The Incentive Taboo

Thursday, July 15th, 2010

Eric Falkenstein notes that the following quotes are considered patently idiotic by TalkingPointsMemo:

“I’ve literally had construction companies tell me, ‘I can’t get people to come back to work until…they say, I’ll come back to work when unemployment runs out.’”
—Pennsylvania Attorney General Tom Corbett

“As bad as it sounds, ultimately we do have to sometimes accept a wage that’s less than we had at our previous job in order to get back to work and allow the economy to get started again. Nobody likes that, but it may be one of the tough love things that has to happen.”
—Rand Paul, Republican nominee for senator of Kentucky

“[C]ontinuing to pay people unemployment compensation is a disincentive for them to seek new work.”
—Sen. Jon Kyl (R-AZ)

“[It's] facilitating the problem if you give an animal or a person ample food supply,” he said. “They will reproduce, especially ones that don’t think too much further than that. And so what you’ve got to do is you’ve got to curtail that type of behavior. They don’t know any better.”
—South Carolina Lt. Gov. Andre Bauer

You’re just not supposed to say that incentives matter; it’s taboo.

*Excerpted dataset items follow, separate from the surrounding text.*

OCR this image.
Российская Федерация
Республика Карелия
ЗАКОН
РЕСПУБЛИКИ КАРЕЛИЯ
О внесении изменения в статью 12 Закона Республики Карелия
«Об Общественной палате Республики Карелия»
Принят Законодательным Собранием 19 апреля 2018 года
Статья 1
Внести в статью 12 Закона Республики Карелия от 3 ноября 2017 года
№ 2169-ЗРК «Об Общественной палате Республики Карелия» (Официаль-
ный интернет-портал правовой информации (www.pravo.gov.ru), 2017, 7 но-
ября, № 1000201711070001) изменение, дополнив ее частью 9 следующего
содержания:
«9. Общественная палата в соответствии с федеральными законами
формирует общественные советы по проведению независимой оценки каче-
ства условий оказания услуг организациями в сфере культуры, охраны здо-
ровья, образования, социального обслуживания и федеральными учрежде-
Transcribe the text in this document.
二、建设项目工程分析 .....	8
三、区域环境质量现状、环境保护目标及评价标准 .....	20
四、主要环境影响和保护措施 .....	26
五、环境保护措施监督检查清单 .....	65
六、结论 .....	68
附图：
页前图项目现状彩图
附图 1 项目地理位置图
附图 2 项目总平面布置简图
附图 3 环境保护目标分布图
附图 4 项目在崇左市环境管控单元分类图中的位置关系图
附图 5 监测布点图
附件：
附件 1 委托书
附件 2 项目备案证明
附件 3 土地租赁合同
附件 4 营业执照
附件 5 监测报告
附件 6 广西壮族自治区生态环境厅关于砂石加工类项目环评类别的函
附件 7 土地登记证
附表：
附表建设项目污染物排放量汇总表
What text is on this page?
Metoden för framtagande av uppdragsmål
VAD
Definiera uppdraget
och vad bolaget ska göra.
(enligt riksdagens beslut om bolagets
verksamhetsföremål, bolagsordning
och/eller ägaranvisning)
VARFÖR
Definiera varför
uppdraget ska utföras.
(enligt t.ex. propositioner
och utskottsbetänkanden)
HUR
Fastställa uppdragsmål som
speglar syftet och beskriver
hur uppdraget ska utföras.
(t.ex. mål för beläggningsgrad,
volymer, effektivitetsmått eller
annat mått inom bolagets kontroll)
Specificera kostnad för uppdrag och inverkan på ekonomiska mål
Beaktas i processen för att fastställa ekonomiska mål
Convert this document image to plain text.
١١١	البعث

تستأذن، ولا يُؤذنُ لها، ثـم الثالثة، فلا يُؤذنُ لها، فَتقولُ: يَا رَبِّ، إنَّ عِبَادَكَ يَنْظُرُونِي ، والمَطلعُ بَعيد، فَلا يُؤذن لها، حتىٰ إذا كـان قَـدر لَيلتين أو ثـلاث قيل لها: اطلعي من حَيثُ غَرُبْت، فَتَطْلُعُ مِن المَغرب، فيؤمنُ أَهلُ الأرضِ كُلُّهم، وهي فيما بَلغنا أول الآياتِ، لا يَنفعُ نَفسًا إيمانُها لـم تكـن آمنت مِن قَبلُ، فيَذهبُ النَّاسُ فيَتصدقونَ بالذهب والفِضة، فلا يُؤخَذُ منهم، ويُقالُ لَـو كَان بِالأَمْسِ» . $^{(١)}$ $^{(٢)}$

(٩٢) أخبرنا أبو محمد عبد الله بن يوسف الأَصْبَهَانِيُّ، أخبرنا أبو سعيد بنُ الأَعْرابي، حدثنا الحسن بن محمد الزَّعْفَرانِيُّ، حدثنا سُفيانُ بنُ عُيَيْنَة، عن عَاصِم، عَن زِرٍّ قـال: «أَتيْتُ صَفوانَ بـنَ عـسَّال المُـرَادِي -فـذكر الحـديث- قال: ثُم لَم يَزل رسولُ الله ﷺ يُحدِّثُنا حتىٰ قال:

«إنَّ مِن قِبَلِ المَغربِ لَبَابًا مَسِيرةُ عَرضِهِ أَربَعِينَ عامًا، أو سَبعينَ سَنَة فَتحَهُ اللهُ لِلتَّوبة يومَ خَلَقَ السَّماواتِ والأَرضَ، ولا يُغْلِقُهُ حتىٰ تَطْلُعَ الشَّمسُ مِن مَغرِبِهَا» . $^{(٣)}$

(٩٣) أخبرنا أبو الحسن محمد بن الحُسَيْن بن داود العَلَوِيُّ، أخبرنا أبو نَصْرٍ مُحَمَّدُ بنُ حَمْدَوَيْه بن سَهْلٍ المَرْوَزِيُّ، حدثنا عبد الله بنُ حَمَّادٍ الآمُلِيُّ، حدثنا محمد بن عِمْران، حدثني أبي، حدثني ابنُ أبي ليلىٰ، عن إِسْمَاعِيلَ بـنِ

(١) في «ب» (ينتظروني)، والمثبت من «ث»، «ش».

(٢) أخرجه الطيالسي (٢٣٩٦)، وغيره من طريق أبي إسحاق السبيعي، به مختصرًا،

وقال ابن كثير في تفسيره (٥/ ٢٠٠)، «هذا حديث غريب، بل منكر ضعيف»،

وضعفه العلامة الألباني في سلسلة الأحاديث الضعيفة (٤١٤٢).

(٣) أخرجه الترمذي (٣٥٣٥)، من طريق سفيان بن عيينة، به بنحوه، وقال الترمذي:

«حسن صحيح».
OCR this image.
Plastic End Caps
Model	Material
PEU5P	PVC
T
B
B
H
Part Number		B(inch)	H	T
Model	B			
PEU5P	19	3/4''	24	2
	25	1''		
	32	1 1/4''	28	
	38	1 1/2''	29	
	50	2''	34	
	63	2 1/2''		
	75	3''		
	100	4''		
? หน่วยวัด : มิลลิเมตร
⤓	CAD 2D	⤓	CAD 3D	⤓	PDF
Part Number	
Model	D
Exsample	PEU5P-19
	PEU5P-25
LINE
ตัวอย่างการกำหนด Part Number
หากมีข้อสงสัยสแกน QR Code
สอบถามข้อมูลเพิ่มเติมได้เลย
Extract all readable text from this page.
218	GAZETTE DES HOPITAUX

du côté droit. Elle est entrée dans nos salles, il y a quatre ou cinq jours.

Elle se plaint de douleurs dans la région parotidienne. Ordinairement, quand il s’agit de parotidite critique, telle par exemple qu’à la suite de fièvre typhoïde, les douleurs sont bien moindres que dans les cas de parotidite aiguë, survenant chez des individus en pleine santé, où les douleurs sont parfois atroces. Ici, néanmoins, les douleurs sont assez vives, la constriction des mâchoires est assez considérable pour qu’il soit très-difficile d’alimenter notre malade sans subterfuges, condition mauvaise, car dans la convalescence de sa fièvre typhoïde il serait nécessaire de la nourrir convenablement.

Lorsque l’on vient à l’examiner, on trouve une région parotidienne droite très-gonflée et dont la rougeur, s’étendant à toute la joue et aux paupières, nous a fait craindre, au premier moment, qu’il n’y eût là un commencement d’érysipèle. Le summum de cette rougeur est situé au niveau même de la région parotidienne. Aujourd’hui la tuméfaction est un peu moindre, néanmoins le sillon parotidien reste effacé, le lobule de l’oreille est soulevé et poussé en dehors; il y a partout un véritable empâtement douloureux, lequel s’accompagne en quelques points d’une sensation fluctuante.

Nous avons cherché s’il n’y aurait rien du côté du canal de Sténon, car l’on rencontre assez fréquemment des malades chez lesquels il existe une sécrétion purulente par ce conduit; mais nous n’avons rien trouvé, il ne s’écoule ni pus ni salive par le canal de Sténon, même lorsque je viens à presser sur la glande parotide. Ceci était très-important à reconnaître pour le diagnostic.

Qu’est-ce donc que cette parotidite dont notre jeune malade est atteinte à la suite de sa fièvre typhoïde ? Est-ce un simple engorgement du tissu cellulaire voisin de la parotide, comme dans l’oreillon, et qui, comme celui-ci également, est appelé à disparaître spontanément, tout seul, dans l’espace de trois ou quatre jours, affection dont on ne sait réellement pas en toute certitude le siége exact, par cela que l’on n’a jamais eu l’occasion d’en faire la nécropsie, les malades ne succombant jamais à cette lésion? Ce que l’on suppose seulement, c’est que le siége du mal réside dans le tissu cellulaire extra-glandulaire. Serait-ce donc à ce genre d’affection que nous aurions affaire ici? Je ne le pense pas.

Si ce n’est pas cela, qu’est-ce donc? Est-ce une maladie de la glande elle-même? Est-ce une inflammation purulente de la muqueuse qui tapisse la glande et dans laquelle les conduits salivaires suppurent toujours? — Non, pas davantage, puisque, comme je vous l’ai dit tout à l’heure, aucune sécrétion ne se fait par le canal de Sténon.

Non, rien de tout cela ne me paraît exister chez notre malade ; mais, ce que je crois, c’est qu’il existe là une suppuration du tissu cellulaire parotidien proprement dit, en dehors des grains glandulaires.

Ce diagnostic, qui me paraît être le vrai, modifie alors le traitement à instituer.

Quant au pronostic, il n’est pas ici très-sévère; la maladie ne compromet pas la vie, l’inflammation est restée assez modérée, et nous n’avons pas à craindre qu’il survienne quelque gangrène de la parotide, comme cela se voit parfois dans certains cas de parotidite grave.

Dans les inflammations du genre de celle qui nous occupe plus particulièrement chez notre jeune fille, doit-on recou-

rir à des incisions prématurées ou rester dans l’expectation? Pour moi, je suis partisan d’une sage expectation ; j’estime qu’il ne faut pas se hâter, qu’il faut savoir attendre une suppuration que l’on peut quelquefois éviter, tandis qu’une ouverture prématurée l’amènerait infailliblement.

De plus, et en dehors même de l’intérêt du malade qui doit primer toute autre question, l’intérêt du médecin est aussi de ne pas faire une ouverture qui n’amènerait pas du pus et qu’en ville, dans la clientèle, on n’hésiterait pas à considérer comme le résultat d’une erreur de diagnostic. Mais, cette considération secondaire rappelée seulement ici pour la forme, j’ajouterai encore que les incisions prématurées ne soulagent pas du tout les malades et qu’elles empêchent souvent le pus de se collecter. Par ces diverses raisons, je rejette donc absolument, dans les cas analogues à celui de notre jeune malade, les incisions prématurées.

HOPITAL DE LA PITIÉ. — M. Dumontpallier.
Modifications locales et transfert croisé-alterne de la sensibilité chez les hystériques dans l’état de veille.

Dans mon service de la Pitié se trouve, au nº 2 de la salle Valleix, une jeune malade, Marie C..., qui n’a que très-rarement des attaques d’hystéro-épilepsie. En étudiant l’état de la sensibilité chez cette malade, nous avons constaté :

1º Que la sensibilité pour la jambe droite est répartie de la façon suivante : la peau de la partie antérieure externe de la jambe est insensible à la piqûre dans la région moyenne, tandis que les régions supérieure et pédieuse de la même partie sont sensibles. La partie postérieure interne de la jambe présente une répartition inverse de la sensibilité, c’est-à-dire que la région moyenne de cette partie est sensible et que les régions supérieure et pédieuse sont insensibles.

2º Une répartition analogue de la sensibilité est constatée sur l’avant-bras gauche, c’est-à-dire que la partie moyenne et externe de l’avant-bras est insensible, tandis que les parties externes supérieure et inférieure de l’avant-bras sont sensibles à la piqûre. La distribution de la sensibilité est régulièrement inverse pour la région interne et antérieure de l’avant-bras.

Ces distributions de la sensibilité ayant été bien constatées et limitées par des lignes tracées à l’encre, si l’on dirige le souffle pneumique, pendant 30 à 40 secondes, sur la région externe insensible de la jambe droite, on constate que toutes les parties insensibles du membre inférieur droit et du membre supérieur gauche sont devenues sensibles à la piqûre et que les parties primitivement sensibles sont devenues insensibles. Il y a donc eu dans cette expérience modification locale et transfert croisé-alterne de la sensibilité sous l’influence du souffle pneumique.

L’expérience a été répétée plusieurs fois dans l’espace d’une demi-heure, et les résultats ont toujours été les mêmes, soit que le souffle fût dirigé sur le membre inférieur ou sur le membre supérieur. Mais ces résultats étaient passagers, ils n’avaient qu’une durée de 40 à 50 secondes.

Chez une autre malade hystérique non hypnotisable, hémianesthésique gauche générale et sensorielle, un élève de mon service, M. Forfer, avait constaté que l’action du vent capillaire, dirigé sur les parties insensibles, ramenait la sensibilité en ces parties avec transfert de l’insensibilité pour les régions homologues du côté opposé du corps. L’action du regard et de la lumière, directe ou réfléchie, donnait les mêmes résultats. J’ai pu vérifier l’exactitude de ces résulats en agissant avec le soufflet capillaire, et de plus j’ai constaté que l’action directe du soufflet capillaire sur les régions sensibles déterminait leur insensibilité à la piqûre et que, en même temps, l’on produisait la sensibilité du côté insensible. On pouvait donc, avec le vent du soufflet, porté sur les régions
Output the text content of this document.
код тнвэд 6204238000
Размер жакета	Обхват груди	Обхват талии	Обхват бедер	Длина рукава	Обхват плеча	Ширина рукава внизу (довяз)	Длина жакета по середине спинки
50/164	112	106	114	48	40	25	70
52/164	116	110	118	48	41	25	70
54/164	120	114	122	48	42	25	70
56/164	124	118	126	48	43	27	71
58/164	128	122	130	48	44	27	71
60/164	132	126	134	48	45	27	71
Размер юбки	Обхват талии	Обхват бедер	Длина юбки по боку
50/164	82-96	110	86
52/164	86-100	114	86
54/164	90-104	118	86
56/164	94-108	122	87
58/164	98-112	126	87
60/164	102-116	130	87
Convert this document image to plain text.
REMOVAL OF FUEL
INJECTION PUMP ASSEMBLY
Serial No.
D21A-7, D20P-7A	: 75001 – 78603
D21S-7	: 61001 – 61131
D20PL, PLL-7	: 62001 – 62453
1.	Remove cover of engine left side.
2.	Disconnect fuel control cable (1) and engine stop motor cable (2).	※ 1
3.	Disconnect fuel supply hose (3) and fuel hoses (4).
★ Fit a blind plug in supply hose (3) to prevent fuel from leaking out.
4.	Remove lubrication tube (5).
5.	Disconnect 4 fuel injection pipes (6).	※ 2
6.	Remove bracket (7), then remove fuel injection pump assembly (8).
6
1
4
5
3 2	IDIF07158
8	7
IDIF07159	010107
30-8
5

My question is this: What is the rationale for making unemployment benefits a grant and not a loan?

Addendum: Unemployment benefits are nominally insurance payouts — but I can’t imagine too many insurance companies structuring a policy to be so susceptible to moral hazard.

If the goal is to get people through a rough patch, why give them money outright, when we could help more people, more efficiently, by loaning them (more) money?